1) Go to the url to see if you can see `“hello world”` message and go to `{endpoint_url}/docs` to see if you can successfully load the interactive swagger UI page. Notice that there might be some coldstart time so you may need to wait or refresh a few times.
![Swagger UI Docs](docs/assets/swagger_ui_docs.png)


2) Once login to the landing page of FastAPI swagger UI page, you will be able to execute your endpoint via the root `/` or via the `/question` resources.

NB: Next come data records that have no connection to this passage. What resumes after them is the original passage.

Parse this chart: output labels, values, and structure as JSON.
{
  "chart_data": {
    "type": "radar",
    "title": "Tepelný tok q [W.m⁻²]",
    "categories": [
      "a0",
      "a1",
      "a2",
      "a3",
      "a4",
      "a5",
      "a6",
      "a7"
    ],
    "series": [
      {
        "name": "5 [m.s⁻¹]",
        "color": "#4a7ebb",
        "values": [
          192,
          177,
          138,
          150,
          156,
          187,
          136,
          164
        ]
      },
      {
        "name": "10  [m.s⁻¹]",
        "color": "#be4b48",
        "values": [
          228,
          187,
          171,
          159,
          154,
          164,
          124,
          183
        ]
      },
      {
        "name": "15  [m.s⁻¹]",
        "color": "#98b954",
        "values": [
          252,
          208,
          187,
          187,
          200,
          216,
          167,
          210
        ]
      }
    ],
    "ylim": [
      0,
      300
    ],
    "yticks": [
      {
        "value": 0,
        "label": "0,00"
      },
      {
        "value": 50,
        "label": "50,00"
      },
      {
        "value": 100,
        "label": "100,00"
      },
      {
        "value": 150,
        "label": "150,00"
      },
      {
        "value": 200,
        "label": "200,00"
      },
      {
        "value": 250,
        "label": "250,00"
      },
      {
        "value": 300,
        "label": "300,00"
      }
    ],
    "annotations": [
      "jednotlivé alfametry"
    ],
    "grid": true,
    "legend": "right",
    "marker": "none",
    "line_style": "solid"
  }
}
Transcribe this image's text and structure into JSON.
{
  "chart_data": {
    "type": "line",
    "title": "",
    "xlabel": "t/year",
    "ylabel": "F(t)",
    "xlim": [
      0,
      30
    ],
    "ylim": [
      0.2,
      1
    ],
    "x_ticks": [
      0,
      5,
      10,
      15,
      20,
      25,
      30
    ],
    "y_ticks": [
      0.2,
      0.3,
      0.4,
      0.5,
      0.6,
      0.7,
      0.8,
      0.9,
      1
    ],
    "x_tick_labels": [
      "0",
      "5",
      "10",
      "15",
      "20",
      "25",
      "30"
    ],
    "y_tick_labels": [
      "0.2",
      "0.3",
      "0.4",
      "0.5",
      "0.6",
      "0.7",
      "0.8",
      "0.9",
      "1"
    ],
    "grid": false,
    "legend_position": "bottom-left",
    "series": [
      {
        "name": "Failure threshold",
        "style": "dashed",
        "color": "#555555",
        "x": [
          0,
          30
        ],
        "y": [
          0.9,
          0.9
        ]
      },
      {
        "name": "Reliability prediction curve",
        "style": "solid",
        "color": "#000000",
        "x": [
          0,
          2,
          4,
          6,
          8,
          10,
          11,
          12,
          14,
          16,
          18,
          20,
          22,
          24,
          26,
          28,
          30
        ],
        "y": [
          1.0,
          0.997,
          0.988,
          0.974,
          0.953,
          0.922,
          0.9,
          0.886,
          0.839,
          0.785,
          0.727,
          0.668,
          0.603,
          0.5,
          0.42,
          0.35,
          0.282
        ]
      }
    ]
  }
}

From `/`, you could try it out and execute the API and get the `“hello world”` message. 
From `/question`, you can try it out and execute the API and run ML inference on the model we deployed for the question answering case. Here is one example.

The question is ```What is the color of my car now?``` and the context is ```My car used to be blue but I painted red.```
![Question Answering Input Example](docs/assets/question_answering_input_example.png)

Once you click on `Execute`, based on the given context, the model will answer the question with response as below.
![Model Response Example](docs/assets/model_response_example.png)

In the response body, you will be able to see the answer with the confidence score the model gives. You could also play around with other examples or embed the API in your existing application.

### Real-time inference via code using the `requests` module
Alternatively, you can run the inference via code. Here is one example written in Python, using the requests library:


```python
import requests

# optional header and payload vars
headers = {}
payload = {}

url = "https://<YOUR_API_GATEWAY_ENDPOINT_ID>.execute-api.<YOUR_ENDPOINT_REGION>.amazonaws.com/prod/question?question=\"What is the color of my car now?\"&context=\"My car used to be blue but I painted red\""

response = requests.request("GET", url, headers=headers, data=payload)

print(response.text)
```

This code snippet would output a string similar to the following:
```python
'{"score":0.6947233080863953,"start":38,"end":41,"answer":"red"}'
```

### Clean up
Inside the root directory of your repository, run the following command to clean up your created resources:
```shell
make destroy
```

### Troubleshooting

#### If you are a Mac User
Error when logging into ECR with Docker login: ```"Error saving credentials ... not implemented".``` For example,
exited with error code 1: Error saving credentials: error storing credentials - err: exit status 1,...dial unix backend.sock: connect: connection refused
#### Solution
Before you can use lambda on top of Docker containers inside cdk, it might be the case that you have got to change the ```~/docker/config.json``` file. More specifically, you might have to change the ```credsStore``` parameter in ```~/.docker/config.json``` to ```osxkeychain```. That solves Amazon ECR login issues on a Mac.